As he was wrestling with this, Deacon Nguyen’s uncle phoned him again about the priesthood. This time, his answer was yes. In 2009, Deacon Nguyen entered the discernment program offered by Notre Dame Seminary, enrolling in literature, math and sign language classes at Delgado to retain his student visa.

Although restrictions on religious freedom enacted by Vietnam’s communist regime had loosened by the time he came of age, Deacon Nguyen was well acquainted with their impact: His uncle had been jailed twice because of his own desire to become a priest and had to wait nearly 40 years to enter the seminary. He was ordained in 1998 and died in 2000.

“(I was inspired by) seeing the sick and also seeing the good shepherd in the bishop who went to the hospital to visit the sick on Christmas Day,” Deacon Nguyen recalls. “On Christmas Day you can say Mass in the cathedral; you can spend that afternoon with your family. But instead he went to the hospital to visit the sick. I think I heard the call to become a good shepherd like him.”

After doing well in the seminary entrance exam, Deacon Nguyen was invited to study in the United States in 2010. He immersed himself in the English language at Divine Word College in Iowa before earning a master’s degree in philosophy and religion at Illinois’ Mundelein Seminary.

“My experience of visiting people in the hospitals reminded me of the very first moment when I was seriously thinking about the priesthood – in the hospital for the lepers,” said Deacon Nguyen, who hopes to invite more young people into church ministry at his first priestly assignment at St. Ann.

After one year as a transitional deacon, Deacon Cletus Orji says his vocation to the priesthood has come into even clearer focus as he has strived to incorporate the four pillars of seminary formation: human, pastoral, intellectual and spiritual.

“I had the opportunity to preach every two weeks at weekend Masses and every day for weekday Masses,” Deacon Orji said. “That gave me the opportunity to make practical what I had learned. In the beginning, I was trying to be a little strict in going with what we were taught in the seminary. But as time went on, I adapted to the reality of the situation and tried to make the homily about the people in front of me.”

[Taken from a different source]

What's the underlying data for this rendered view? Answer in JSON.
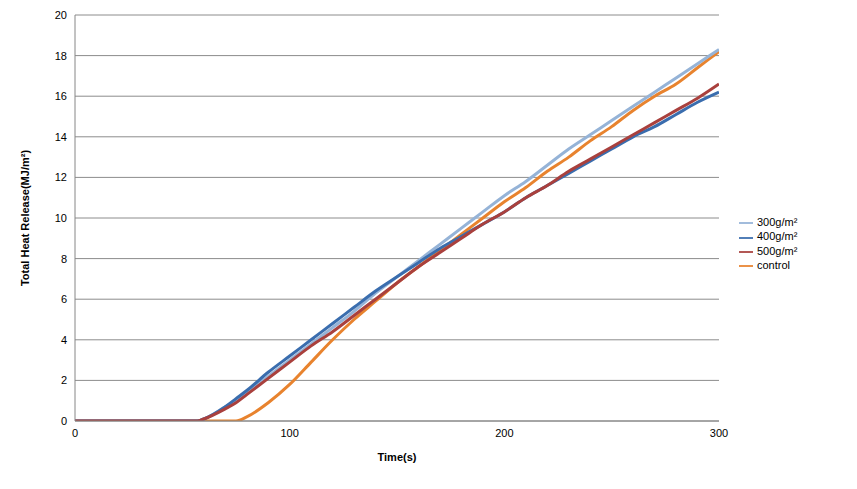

Deacon Orji has close ties to his family of eight siblings. He was nourished in the Catholic faith by his devoutly religious parents, who recited the rosary daily. That practice eventually led to an attraction after high school graduation to consider entering the seminary.

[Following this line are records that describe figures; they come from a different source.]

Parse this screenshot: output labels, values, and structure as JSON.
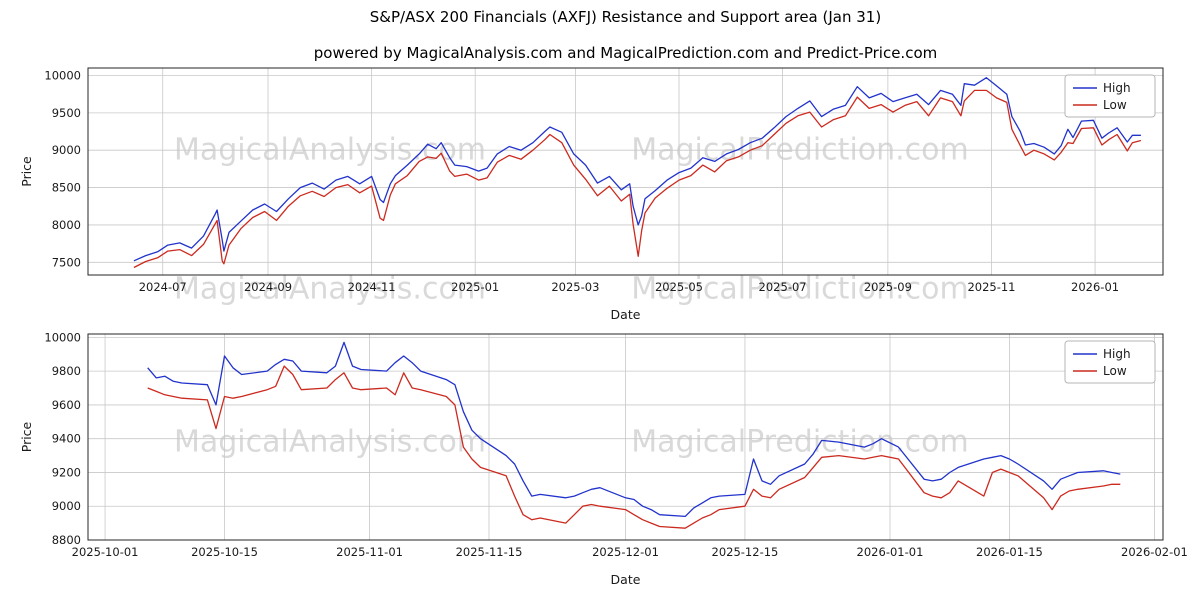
{
  "figure": {
    "title": "S&P/ASX 200 Financials (AXFJ) Resistance and Support area (Jan 31)",
    "subtitle": "powered by MagicalAnalysis.com and MagicalPrediction.com and Predict-Price.com"
  },
  "watermark": {
    "left_text": "MagicalAnalysis.com",
    "right_text": "MagicalPrediction.com"
  },
  "style": {
    "background": "#ffffff",
    "grid_color": "#c8c8c8",
    "axis_color": "#262626",
    "text_color": "#1a1a1a",
    "high_color": "#2233cc",
    "low_color": "#cc2a1f",
    "legend_border": "#b5b5b5"
  },
  "chart_data": [
    {
      "type": "line",
      "title": "S&P/ASX 200 Financials (AXFJ) Resistance and Support area (Jan 31)",
      "xlabel": "Date",
      "ylabel": "Price",
      "legend": [
        "High",
        "Low"
      ],
      "legend_position": "upper right",
      "grid": true,
      "x_domain": [
        "2024-05-18",
        "2026-02-10"
      ],
      "y_domain": [
        7330,
        10100
      ],
      "y_ticks": [
        7500,
        8000,
        8500,
        9000,
        9500,
        10000
      ],
      "x_ticks": [
        {
          "date": "2024-07-01",
          "label": "2024-07"
        },
        {
          "date": "2024-09-01",
          "label": "2024-09"
        },
        {
          "date": "2024-11-01",
          "label": "2024-11"
        },
        {
          "date": "2025-01-01",
          "label": "2025-01"
        },
        {
          "date": "2025-03-01",
          "label": "2025-03"
        },
        {
          "date": "2025-05-01",
          "label": "2025-05"
        },
        {
          "date": "2025-07-01",
          "label": "2025-07"
        },
        {
          "date": "2025-09-01",
          "label": "2025-09"
        },
        {
          "date": "2025-11-01",
          "label": "2025-11"
        },
        {
          "date": "2026-01-01",
          "label": "2026-01"
        }
      ],
      "x": [
        "2024-06-14",
        "2024-06-21",
        "2024-06-28",
        "2024-07-04",
        "2024-07-11",
        "2024-07-18",
        "2024-07-25",
        "2024-08-01",
        "2024-08-02",
        "2024-08-05",
        "2024-08-06",
        "2024-08-09",
        "2024-08-16",
        "2024-08-23",
        "2024-08-30",
        "2024-09-06",
        "2024-09-13",
        "2024-09-20",
        "2024-09-27",
        "2024-10-04",
        "2024-10-11",
        "2024-10-18",
        "2024-10-25",
        "2024-11-01",
        "2024-11-06",
        "2024-11-08",
        "2024-11-12",
        "2024-11-15",
        "2024-11-22",
        "2024-11-29",
        "2024-12-04",
        "2024-12-09",
        "2024-12-12",
        "2024-12-17",
        "2024-12-20",
        "2024-12-27",
        "2025-01-03",
        "2025-01-08",
        "2025-01-14",
        "2025-01-21",
        "2025-01-28",
        "2025-02-04",
        "2025-02-11",
        "2025-02-14",
        "2025-02-21",
        "2025-02-28",
        "2025-03-07",
        "2025-03-14",
        "2025-03-21",
        "2025-03-28",
        "2025-04-02",
        "2025-04-04",
        "2025-04-07",
        "2025-04-09",
        "2025-04-11",
        "2025-04-17",
        "2025-04-24",
        "2025-05-01",
        "2025-05-08",
        "2025-05-15",
        "2025-05-22",
        "2025-05-29",
        "2025-06-05",
        "2025-06-12",
        "2025-06-19",
        "2025-06-26",
        "2025-07-03",
        "2025-07-10",
        "2025-07-17",
        "2025-07-24",
        "2025-07-31",
        "2025-08-07",
        "2025-08-14",
        "2025-08-21",
        "2025-08-28",
        "2025-09-04",
        "2025-09-11",
        "2025-09-18",
        "2025-09-25",
        "2025-10-02",
        "2025-10-09",
        "2025-10-14",
        "2025-10-16",
        "2025-10-22",
        "2025-10-29",
        "2025-11-04",
        "2025-11-10",
        "2025-11-13",
        "2025-11-18",
        "2025-11-21",
        "2025-11-26",
        "2025-12-02",
        "2025-12-08",
        "2025-12-12",
        "2025-12-16",
        "2025-12-19",
        "2025-12-24",
        "2025-12-31",
        "2026-01-05",
        "2026-01-09",
        "2026-01-14",
        "2026-01-20",
        "2026-01-23",
        "2026-01-28"
      ],
      "series": [
        {
          "name": "High",
          "color": "#2233cc",
          "values": [
            7520,
            7590,
            7640,
            7730,
            7760,
            7690,
            7850,
            8150,
            8200,
            7800,
            7650,
            7900,
            8050,
            8200,
            8280,
            8180,
            8350,
            8500,
            8560,
            8480,
            8600,
            8650,
            8550,
            8650,
            8340,
            8300,
            8550,
            8660,
            8800,
            8950,
            9080,
            9020,
            9100,
            8900,
            8800,
            8780,
            8720,
            8760,
            8950,
            9050,
            9000,
            9100,
            9250,
            9310,
            9240,
            8950,
            8800,
            8560,
            8650,
            8470,
            8550,
            8250,
            8000,
            8120,
            8350,
            8460,
            8600,
            8700,
            8760,
            8900,
            8850,
            8950,
            9010,
            9100,
            9160,
            9300,
            9450,
            9560,
            9660,
            9450,
            9550,
            9600,
            9850,
            9700,
            9760,
            9650,
            9700,
            9750,
            9610,
            9800,
            9750,
            9600,
            9890,
            9870,
            9970,
            9860,
            9750,
            9450,
            9250,
            9070,
            9090,
            9040,
            8950,
            9060,
            9280,
            9170,
            9390,
            9400,
            9160,
            9230,
            9300,
            9110,
            9200,
            9200
          ]
        },
        {
          "name": "Low",
          "color": "#cc2a1f",
          "values": [
            7430,
            7510,
            7560,
            7650,
            7670,
            7590,
            7740,
            8020,
            8060,
            7520,
            7480,
            7730,
            7950,
            8100,
            8180,
            8060,
            8250,
            8390,
            8450,
            8380,
            8500,
            8540,
            8430,
            8520,
            8090,
            8060,
            8400,
            8550,
            8660,
            8850,
            8910,
            8890,
            8960,
            8720,
            8650,
            8680,
            8600,
            8630,
            8840,
            8930,
            8880,
            9000,
            9140,
            9210,
            9100,
            8800,
            8610,
            8390,
            8520,
            8320,
            8410,
            8010,
            7580,
            7920,
            8160,
            8360,
            8490,
            8600,
            8660,
            8800,
            8710,
            8860,
            8910,
            9000,
            9060,
            9210,
            9360,
            9460,
            9510,
            9310,
            9410,
            9460,
            9710,
            9560,
            9610,
            9510,
            9600,
            9650,
            9460,
            9700,
            9650,
            9460,
            9660,
            9800,
            9800,
            9700,
            9640,
            9280,
            9060,
            8930,
            9000,
            8950,
            8870,
            8970,
            9100,
            9090,
            9290,
            9300,
            9070,
            9140,
            9210,
            8990,
            9100,
            9130
          ]
        }
      ]
    },
    {
      "type": "line",
      "title": "",
      "xlabel": "Date",
      "ylabel": "Price",
      "legend": [
        "High",
        "Low"
      ],
      "legend_position": "upper right",
      "grid": true,
      "x_domain": [
        "2025-09-29",
        "2026-02-02"
      ],
      "y_domain": [
        8800,
        10020
      ],
      "y_ticks": [
        8800,
        9000,
        9200,
        9400,
        9600,
        9800,
        10000
      ],
      "x_ticks": [
        {
          "date": "2025-10-01",
          "label": "2025-10-01"
        },
        {
          "date": "2025-10-15",
          "label": "2025-10-15"
        },
        {
          "date": "2025-11-01",
          "label": "2025-11-01"
        },
        {
          "date": "2025-11-15",
          "label": "2025-11-15"
        },
        {
          "date": "2025-12-01",
          "label": "2025-12-01"
        },
        {
          "date": "2025-12-15",
          "label": "2025-12-15"
        },
        {
          "date": "2026-01-01",
          "label": "2026-01-01"
        },
        {
          "date": "2026-01-15",
          "label": "2026-01-15"
        },
        {
          "date": "2026-02-01",
          "label": "2026-02-01"
        }
      ],
      "x": [
        "2025-10-06",
        "2025-10-07",
        "2025-10-08",
        "2025-10-09",
        "2025-10-10",
        "2025-10-13",
        "2025-10-14",
        "2025-10-15",
        "2025-10-16",
        "2025-10-17",
        "2025-10-20",
        "2025-10-21",
        "2025-10-22",
        "2025-10-23",
        "2025-10-24",
        "2025-10-27",
        "2025-10-28",
        "2025-10-29",
        "2025-10-30",
        "2025-10-31",
        "2025-11-03",
        "2025-11-04",
        "2025-11-05",
        "2025-11-06",
        "2025-11-07",
        "2025-11-10",
        "2025-11-11",
        "2025-11-12",
        "2025-11-13",
        "2025-11-14",
        "2025-11-17",
        "2025-11-18",
        "2025-11-19",
        "2025-11-20",
        "2025-11-21",
        "2025-11-24",
        "2025-11-25",
        "2025-11-26",
        "2025-11-27",
        "2025-11-28",
        "2025-12-01",
        "2025-12-02",
        "2025-12-03",
        "2025-12-04",
        "2025-12-05",
        "2025-12-08",
        "2025-12-09",
        "2025-12-10",
        "2025-12-11",
        "2025-12-12",
        "2025-12-15",
        "2025-12-16",
        "2025-12-17",
        "2025-12-18",
        "2025-12-19",
        "2025-12-22",
        "2025-12-23",
        "2025-12-24",
        "2025-12-26",
        "2025-12-29",
        "2025-12-30",
        "2025-12-31",
        "2026-01-02",
        "2026-01-05",
        "2026-01-06",
        "2026-01-07",
        "2026-01-08",
        "2026-01-09",
        "2026-01-12",
        "2026-01-13",
        "2026-01-14",
        "2026-01-15",
        "2026-01-16",
        "2026-01-19",
        "2026-01-20",
        "2026-01-21",
        "2026-01-22",
        "2026-01-23",
        "2026-01-26",
        "2026-01-27",
        "2026-01-28"
      ],
      "series": [
        {
          "name": "High",
          "color": "#2233cc",
          "values": [
            9820,
            9760,
            9770,
            9740,
            9730,
            9720,
            9600,
            9890,
            9820,
            9780,
            9800,
            9840,
            9870,
            9860,
            9800,
            9790,
            9830,
            9970,
            9830,
            9810,
            9800,
            9850,
            9890,
            9850,
            9800,
            9750,
            9720,
            9560,
            9450,
            9400,
            9300,
            9250,
            9150,
            9060,
            9070,
            9050,
            9060,
            9080,
            9100,
            9110,
            9050,
            9040,
            9000,
            8980,
            8950,
            8940,
            8990,
            9020,
            9050,
            9060,
            9070,
            9280,
            9150,
            9130,
            9180,
            9250,
            9310,
            9390,
            9380,
            9350,
            9370,
            9400,
            9350,
            9160,
            9150,
            9160,
            9200,
            9230,
            9280,
            9290,
            9300,
            9280,
            9250,
            9150,
            9100,
            9160,
            9180,
            9200,
            9210,
            9200,
            9190
          ]
        },
        {
          "name": "Low",
          "color": "#cc2a1f",
          "values": [
            9700,
            9680,
            9660,
            9650,
            9640,
            9630,
            9460,
            9650,
            9640,
            9650,
            9690,
            9710,
            9830,
            9780,
            9690,
            9700,
            9750,
            9790,
            9700,
            9690,
            9700,
            9660,
            9790,
            9700,
            9690,
            9650,
            9600,
            9350,
            9280,
            9230,
            9180,
            9060,
            8950,
            8920,
            8930,
            8900,
            8950,
            9000,
            9010,
            9000,
            8980,
            8950,
            8920,
            8900,
            8880,
            8870,
            8900,
            8930,
            8950,
            8980,
            9000,
            9100,
            9060,
            9050,
            9100,
            9170,
            9230,
            9290,
            9300,
            9280,
            9290,
            9300,
            9280,
            9080,
            9060,
            9050,
            9080,
            9150,
            9060,
            9200,
            9220,
            9200,
            9180,
            9050,
            8980,
            9060,
            9090,
            9100,
            9120,
            9130,
            9130
          ]
        }
      ]
    }
  ]
}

Deacon Orji had hoped that his mother and one of his brothers could come to New Orleans for the June 2 ordination, but they could not obtain a visa to enter the U.S. He hopes to visit his family after his ordination if he can get the proper travel documents himself.

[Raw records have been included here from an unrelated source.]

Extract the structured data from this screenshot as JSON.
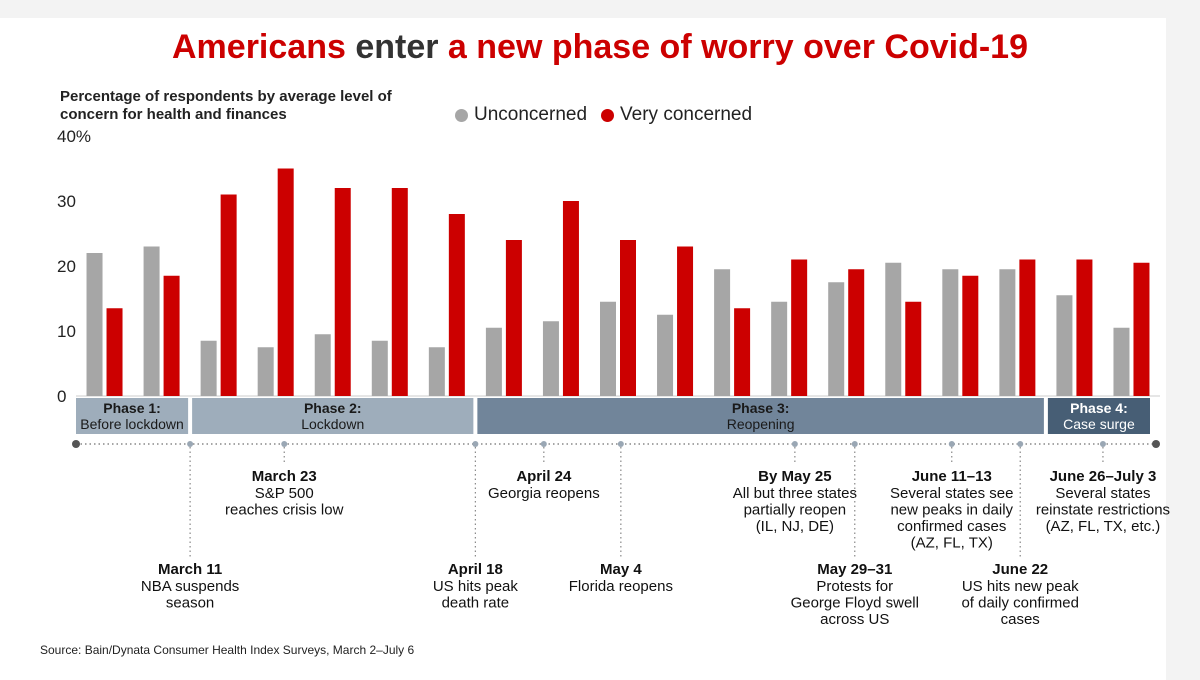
{
  "title": {
    "part1": "Americans",
    "part2": " enter ",
    "part3": "a new phase of worry over Covid-19"
  },
  "subtitle": "Percentage of respondents by average level of concern for health and finances",
  "legend": [
    {
      "label": "Unconcerned",
      "color": "#a6a6a6"
    },
    {
      "label": "Very concerned",
      "color": "#cc0000"
    }
  ],
  "source": "Source: Bain/Dynata Consumer Health Index Surveys, March 2–July 6",
  "chart_data": {
    "type": "bar",
    "title": "Americans enter a new phase of worry over Covid-19",
    "ylabel": "Percentage of respondents by average level of concern for health and finances",
    "ylim": [
      0,
      40
    ],
    "yticks": [
      "0",
      "10",
      "20",
      "30",
      "40%"
    ],
    "grid": false,
    "legend_position": "top",
    "series": [
      {
        "name": "Unconcerned",
        "color": "#a6a6a6",
        "values": [
          22,
          23,
          8.5,
          7.5,
          9.5,
          8.5,
          7.5,
          10.5,
          11.5,
          14.5,
          12.5,
          19.5,
          14.5,
          17.5,
          20.5,
          19.5,
          19.5,
          15.5,
          10.5
        ]
      },
      {
        "name": "Very concerned",
        "color": "#cc0000",
        "values": [
          13.5,
          18.5,
          31,
          35,
          32,
          32,
          28,
          24,
          30,
          24,
          23,
          13.5,
          21,
          19.5,
          14.5,
          18.5,
          21,
          21,
          20.5
        ]
      }
    ],
    "phases": [
      {
        "label": "Phase 1:",
        "sub": "Before lockdown",
        "start": 0,
        "end": 2,
        "color": "#9eadbb"
      },
      {
        "label": "Phase 2:",
        "sub": "Lockdown",
        "start": 2,
        "end": 7,
        "color": "#9eadbb"
      },
      {
        "label": "Phase 3:",
        "sub": "Reopening",
        "start": 7,
        "end": 17,
        "color": "#71859a"
      },
      {
        "label": "Phase 4:",
        "sub": "Case surge",
        "start": 17,
        "end": 19,
        "color": "#475e75"
      }
    ],
    "events": [
      {
        "title": "March 11",
        "lines": [
          "NBA suspends",
          "season"
        ],
        "pos": 2,
        "level": "low"
      },
      {
        "title": "March 23",
        "lines": [
          "S&P 500",
          "reaches crisis low"
        ],
        "pos": 3.65,
        "level": "high"
      },
      {
        "title": "April 18",
        "lines": [
          "US hits peak",
          "death rate"
        ],
        "pos": 7,
        "level": "low"
      },
      {
        "title": "April 24",
        "lines": [
          "Georgia reopens"
        ],
        "pos": 8.2,
        "level": "high"
      },
      {
        "title": "May 4",
        "lines": [
          "Florida reopens"
        ],
        "pos": 9.55,
        "level": "low"
      },
      {
        "title": "By May 25",
        "lines": [
          "All but three states",
          "partially reopen",
          "(IL, NJ, DE)"
        ],
        "pos": 12.6,
        "level": "high"
      },
      {
        "title": "May 29–31",
        "lines": [
          "Protests for",
          "George Floyd swell",
          "across US"
        ],
        "pos": 13.65,
        "level": "low"
      },
      {
        "title": "June 11–13",
        "lines": [
          "Several states see",
          "new peaks in daily",
          "confirmed cases",
          "(AZ, FL, TX)"
        ],
        "pos": 15.35,
        "level": "high"
      },
      {
        "title": "June 22",
        "lines": [
          "US hits new peak",
          "of daily confirmed",
          "cases"
        ],
        "pos": 16.55,
        "level": "low"
      },
      {
        "title": "June 26–July 3",
        "lines": [
          "Several states",
          "reinstate restrictions",
          "(AZ, FL, TX, etc.)"
        ],
        "pos": 18.0,
        "level": "high"
      }
    ]
  }
}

“That is where we meet God,” he said. “Pope Francis said in one of his letters that God is reaching out to us and we encounter that in confession. I myself have experienced God’s mercy in so many ways. I understand the joy that comes from forgiveness, because I myself have been forgiven and God continues to forgive me. I am looking forward to being an instrument of God’s forgiveness to his people.”